Napis "Partyjny bełkot to nie informacja" został namalowany przez 21-letniego wówczas Krzysztofa Stasiewskiego dokładnie 9 grudnia 1981 r. - Żeby było jasne, bo nie będę sobie przypisywał nie swoich zasług. To nie ja byłem jego autorem, bo te hasła miały ogólnopolski charakter - skomentował w rozmowie z "Gazetą Wyborczą" Stasiewski.
Napis wrócił po blisko 40 latach - w czwartek 11 lutego, dzień po proteście mediów w sprawie planowanego przez rząd wprowadzenia podatku od reklam. Z tą różnicą, że słowo "informacja" zastąpiono liczbą mnogą - "informacje".
- Nigdy nie przypuszczałem, że po 40 latach, w wolnej Polsce, hasło "Partyjny bełkot to nie informacja" znowu będzie aktualne. Niestety, obecne media narodowe przypominają te z czasów PRL. Czuję się, jakbym przeżywał déjà vu i nie ma w tym żadnej przesady - stwierdził Krzysztof Stasiewski w wypowiedzi dla "GW".
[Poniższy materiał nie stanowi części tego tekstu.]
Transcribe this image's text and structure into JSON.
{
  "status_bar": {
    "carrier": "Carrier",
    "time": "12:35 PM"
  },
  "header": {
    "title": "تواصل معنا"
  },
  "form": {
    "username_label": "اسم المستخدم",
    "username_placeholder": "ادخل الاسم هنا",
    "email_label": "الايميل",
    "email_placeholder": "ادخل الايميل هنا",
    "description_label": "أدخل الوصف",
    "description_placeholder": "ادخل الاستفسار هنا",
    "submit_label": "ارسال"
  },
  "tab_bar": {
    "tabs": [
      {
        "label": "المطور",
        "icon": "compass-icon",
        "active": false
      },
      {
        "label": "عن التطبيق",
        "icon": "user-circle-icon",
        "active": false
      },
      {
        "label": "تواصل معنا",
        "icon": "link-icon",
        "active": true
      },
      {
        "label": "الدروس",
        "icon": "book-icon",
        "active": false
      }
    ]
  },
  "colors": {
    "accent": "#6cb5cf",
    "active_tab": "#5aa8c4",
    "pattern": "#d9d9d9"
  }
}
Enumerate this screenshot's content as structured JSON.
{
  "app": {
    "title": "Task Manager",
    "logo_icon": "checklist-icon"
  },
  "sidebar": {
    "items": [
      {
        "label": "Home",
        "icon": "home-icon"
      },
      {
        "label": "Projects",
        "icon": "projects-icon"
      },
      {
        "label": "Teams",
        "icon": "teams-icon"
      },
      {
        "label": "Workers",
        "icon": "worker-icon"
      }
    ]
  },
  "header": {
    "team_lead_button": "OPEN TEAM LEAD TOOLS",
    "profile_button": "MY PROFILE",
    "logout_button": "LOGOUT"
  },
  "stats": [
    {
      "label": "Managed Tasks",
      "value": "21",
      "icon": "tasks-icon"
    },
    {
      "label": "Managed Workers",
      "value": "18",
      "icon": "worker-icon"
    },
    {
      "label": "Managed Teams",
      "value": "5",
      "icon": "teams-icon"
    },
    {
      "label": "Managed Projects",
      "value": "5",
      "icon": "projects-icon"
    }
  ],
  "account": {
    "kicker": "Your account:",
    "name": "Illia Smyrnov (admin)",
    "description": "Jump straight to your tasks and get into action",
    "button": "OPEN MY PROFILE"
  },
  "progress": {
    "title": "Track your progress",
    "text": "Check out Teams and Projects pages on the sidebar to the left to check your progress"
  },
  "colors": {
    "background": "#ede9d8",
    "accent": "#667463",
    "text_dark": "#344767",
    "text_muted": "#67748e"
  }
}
Pod wiaduktem na skrzyżowaniu ulic Roosevelta, Pułaskiego i Poznańskiej pojawiło się też inne hasło sprzed 40 lat - "Nie dla partyjnego monopolu w środkach przekazu".
"W październiku 1981 r. poznańskie mury pokryły hasła Solidarności o dostęp do środków masowego przekazu. Służba Bezpieczeństwa nie nadążała z ich zamalowywaniem. Inne już uległy zatarciu przez czas. Byłem w jednej z grup tworzących i malujących hasła antyrządowe w PRL" - napisał Stasiewski na Facebooku.
"To miejsce pamiętam doskonale z kilku podejść do ścian, których zaciekle broniły ówczesne służby. Ale w grudniu w końcu się udało. Cierpliwie kreśliłem pędzlem: "Nie dla partyjnego monopolu w środkach przekazu" dumnie prezentowało jasny przekaz. Minęło czterdzieści lat i bumerang historii zatoczył koło" - dodał.